Mientras el técnico se ponía otra vez con la máquina, Tom, que se sentía perdido sin su ordenador e incapaz de concentrarse en la revista, contempló las exposiciones de algunos de los productos de su empresa, y pensó que todos estaban ya un poco vistos, llevaban allí demasiado tiempo, necesitaban agudizar el ingenio.
Examinó el escaparate de cristal de Team Jaguar, que exhibía un anorak, una gorra de béisbol, un polo, un bolígrafo, un llavero, guantes de conducir, una corbata y un pañuelo de cabeza, todo en los colores distintivos de Jaguar. Habían producido diseños más nuevos que deberían estar expuestos ahí, pensó. Luego centró su atención en otro escaparate de alfombrillas para ratones, bolígrafos, calculadoras y paraguas con el logotipo de Weetabix. Este también había que actualizarlo.
Olivia, su secretaria, una joven atractiva de veintitantos años que saltaba de una crisis sentimental a otra, entró en la habitación con una bolsa del Pret a Manger, el móvil pegado a la oreja, enfrascada en una conversación. Detrás de su mesa vacía, estaba sentado su mejor vendedor, Peter Chard, que vestía uno de sus elegantes trajes de marca, el pelo lacio y brillante, la viva imagen del actor Leonardo DiCaprio, absorto en una revista de coches y comiendo con un tenedor unos fideos de lata. A la mesa de al lado estaba sentado Simon Wong, nacido en Hong Kong, un hombre callado y ambicioso de treinta años que estaba ocupado rellenando un formulario de pedidos. Era de un cliente nuevo, se trataba de un pedido decente; una pequeña alegría, pensó Tom.

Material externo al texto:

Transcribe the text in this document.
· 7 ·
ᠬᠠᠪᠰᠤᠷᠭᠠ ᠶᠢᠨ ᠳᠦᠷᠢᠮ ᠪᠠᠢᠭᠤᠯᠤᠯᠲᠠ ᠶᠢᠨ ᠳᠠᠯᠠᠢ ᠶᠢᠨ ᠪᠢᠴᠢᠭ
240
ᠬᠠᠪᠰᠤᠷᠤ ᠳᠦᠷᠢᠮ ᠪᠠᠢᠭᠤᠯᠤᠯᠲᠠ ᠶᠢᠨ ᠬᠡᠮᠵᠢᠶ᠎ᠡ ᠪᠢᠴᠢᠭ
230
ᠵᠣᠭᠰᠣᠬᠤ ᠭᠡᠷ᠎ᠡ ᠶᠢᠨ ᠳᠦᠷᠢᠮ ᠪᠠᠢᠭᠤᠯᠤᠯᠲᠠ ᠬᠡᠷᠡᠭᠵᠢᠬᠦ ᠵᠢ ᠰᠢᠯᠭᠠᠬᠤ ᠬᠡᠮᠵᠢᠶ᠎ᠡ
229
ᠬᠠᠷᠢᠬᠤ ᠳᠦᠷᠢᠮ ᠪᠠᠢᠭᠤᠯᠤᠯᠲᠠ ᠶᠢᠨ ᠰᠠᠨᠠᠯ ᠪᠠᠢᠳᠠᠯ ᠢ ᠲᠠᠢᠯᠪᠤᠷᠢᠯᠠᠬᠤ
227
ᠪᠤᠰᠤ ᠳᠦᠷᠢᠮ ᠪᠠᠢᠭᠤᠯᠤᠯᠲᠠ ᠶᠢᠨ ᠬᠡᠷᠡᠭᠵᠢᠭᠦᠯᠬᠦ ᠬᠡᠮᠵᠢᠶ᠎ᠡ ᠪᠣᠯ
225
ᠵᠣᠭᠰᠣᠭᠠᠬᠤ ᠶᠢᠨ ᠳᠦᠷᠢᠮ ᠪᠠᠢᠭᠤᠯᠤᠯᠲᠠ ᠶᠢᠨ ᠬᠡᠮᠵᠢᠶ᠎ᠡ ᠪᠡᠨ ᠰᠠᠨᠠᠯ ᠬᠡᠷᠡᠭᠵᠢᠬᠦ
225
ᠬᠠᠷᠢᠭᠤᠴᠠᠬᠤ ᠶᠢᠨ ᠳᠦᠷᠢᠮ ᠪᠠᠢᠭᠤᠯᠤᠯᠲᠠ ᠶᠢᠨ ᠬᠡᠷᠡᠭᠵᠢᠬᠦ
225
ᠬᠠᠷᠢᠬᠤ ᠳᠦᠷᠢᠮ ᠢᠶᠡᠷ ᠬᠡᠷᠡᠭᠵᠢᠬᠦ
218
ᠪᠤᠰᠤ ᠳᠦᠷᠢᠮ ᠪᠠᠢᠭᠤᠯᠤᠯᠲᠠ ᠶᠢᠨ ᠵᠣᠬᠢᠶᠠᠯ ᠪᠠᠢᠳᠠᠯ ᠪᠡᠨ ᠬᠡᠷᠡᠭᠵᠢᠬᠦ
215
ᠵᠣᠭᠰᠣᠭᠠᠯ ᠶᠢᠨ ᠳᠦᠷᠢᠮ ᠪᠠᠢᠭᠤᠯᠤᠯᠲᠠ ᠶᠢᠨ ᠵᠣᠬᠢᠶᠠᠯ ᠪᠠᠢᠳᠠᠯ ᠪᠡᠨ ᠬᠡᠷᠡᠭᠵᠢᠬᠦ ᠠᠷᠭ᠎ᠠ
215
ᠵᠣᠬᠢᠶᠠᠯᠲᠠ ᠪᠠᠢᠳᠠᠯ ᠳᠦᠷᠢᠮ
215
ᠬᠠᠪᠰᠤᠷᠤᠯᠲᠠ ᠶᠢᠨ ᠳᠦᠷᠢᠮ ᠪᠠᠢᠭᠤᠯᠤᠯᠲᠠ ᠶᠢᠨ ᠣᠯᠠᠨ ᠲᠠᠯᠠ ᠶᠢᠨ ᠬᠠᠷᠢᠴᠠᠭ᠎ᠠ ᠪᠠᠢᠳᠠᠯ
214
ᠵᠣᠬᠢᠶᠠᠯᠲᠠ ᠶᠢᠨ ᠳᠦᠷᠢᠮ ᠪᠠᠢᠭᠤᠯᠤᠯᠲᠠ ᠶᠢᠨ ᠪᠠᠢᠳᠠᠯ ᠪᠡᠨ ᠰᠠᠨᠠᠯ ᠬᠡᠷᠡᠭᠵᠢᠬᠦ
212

Un teléfono comenzó a sonar. Olivia, que seguía hablando por el móvil, parecía ajena a él. Peter y Simon tampoco parecieron oírlo. Maggie había salido de la oficina a comer.
– ¡¡Que alguien coja el puto teléfono!! -gritó Tom.
Su secretaria levantó un brazo para disculparse y se dirigió a grandes zancadas a su mesa.
– Bueno, vuelve a contarme exactamente qué pasó -dijo Chris Webb, que parecía exasperado, como si se dirigiera al tonto de la clase.
Los dos vendedores miraron a Tom.
– He encendido el ordenador en el tren esta mañana y no arrancaba. Se ha muerto -contestó.
– Arranca bien -dijo el técnico-, pero no hay datos, ¿no? Por eso no aparece nada en la pantalla.
– No lo entiendo -dijo Tom, que bajó la voz para intentar perder audiencia.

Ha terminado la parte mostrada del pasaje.